American politician (born 1983)

Tara Kay Mack (née Tara Klongerbo; born June 26, 1983) is a Minnesota politician and former member of the Minnesota House of Representatives. A member of the Republican Party of Minnesota, she represented District 57A, which included portions of the cities of Apple Valley and Lakeville in Dakota County, which is in the southeastern part of the Twin Cities metropolitan area.

==Early life, education, and career==
Mack graduated from Apple Valley High School in Apple Valley in 2002, then went on to the University of Minnesota in Minneapolis, earning a bachelor's degree in Political Science/Global Studies. During college, she served as an intern for then-Speaker of the Minnesota House of Representatives Steve Sviggum, and was also a page for the House Ways and Means Committee.

==Minnesota House of Representatives==
Mack was first elected in 2008, defeating first-term Democrat Shelly Madore. She was re-elected in 2010, 2012, and 2014. During her first two terms, the Apple Valley-based seat was numbered Minnesota House District 37A. After redistricting in 2012, the seat was known as Minnesota House District 57A.

Minnesota House of Representatives, District 37A General Election, 2008
| Party | Candidate | Vote % | Votes |
| Republican | Tara Mack | 52.2% | 11,666 |
| Democrat | Shelly Madore | 47.6% | 10,633 |
| Write-In |  |  | 36 |
| Total Votes |  |  | 22,335 |

Minnesota House of Representatives, District 37A General Election, 2010
| Party | Candidate | Vote % | Votes |
| Republican | Tara Mack (inc.) | 60.5% | 9,675 |
| Democrat | Derrick Lindstrom | 39.4% | 6,301 |
| Write-In |  | .1% | 14 |
| Total Votes |  |  | 15,990 |

Minnesota House of Representatives, District 57A General Election, 2012
| Party | Candidate | Vote % | Votes |
| Republican | Tara Mack (inc.) | 53.5% | 11,420 |
| Democrat | Roberta Gibbons | 46.5% | 9,941 |
| Write-In |  | .17% | 36 |
| Total Votes |  |  | 21,397 |

Minnesota House of Representatives, District 57A General Election, 2014
| Party | Candidate | Vote % | Votes |
| Republican | Tara Mack (inc.) | 58.4% | 8,347 |
| Democrat | Bruce Folken | 41.5% | 5,931 |
| Write-In |  | .04 | 6 |
| Total Votes |  |  | 14,290 |

From 2015 to 2016, Mack served as chair of the House Health & Human Services Reform Committee. As chair, she opposed the MNsure health insurance website. Mack was a supporter of maintaining the Minnesota Sex Offender Program and opposed unconditional release of violent predatory offenders.

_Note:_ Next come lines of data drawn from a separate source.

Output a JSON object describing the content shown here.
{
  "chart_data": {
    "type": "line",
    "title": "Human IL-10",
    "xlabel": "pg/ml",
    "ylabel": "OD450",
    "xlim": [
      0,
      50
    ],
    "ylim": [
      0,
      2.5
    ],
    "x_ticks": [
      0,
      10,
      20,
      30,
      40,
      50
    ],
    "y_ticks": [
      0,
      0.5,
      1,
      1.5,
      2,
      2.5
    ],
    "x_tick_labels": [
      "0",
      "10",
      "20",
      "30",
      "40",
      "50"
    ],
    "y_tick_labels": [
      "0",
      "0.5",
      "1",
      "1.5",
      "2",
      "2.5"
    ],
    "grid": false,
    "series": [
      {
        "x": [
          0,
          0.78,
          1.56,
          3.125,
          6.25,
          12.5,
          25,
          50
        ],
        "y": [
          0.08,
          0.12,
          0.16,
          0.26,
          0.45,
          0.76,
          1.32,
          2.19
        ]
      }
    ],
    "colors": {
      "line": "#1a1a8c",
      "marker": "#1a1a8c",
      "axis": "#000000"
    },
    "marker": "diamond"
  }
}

She worked for the Minnesota House as a legislative assistant to Rep. Matt Dean and Rep. Joe Hoppe prior to her election.

On August 25, 2015, a park ranger cited Mack for "public nuisance" for allegedly "making out" with fellow Minnesota State Representative Tim Kelly in Lebanon Hills Regional Park. Mack and Kelly initially claimed the report was "completely false," and Mack continues to dispute certain "details of the park ranger's report." On September 14, 2015, Mack apologized to law enforcement for her handling of the situation and resigned from the House Ethics Committee.

In February 2016, Mack announced her retirement from the Minnesota House of Representatives.

==Personal life==
Mack is a member of the Burnsville YMCA Board, a former member of the Apple Valley Rotary, and both the Apple Valley and Burnsville chambers of commerce. She was named a 2014 Aspen Institute Rodel Fellow. Her husband, Justin Mack, is a pastor and they have two children.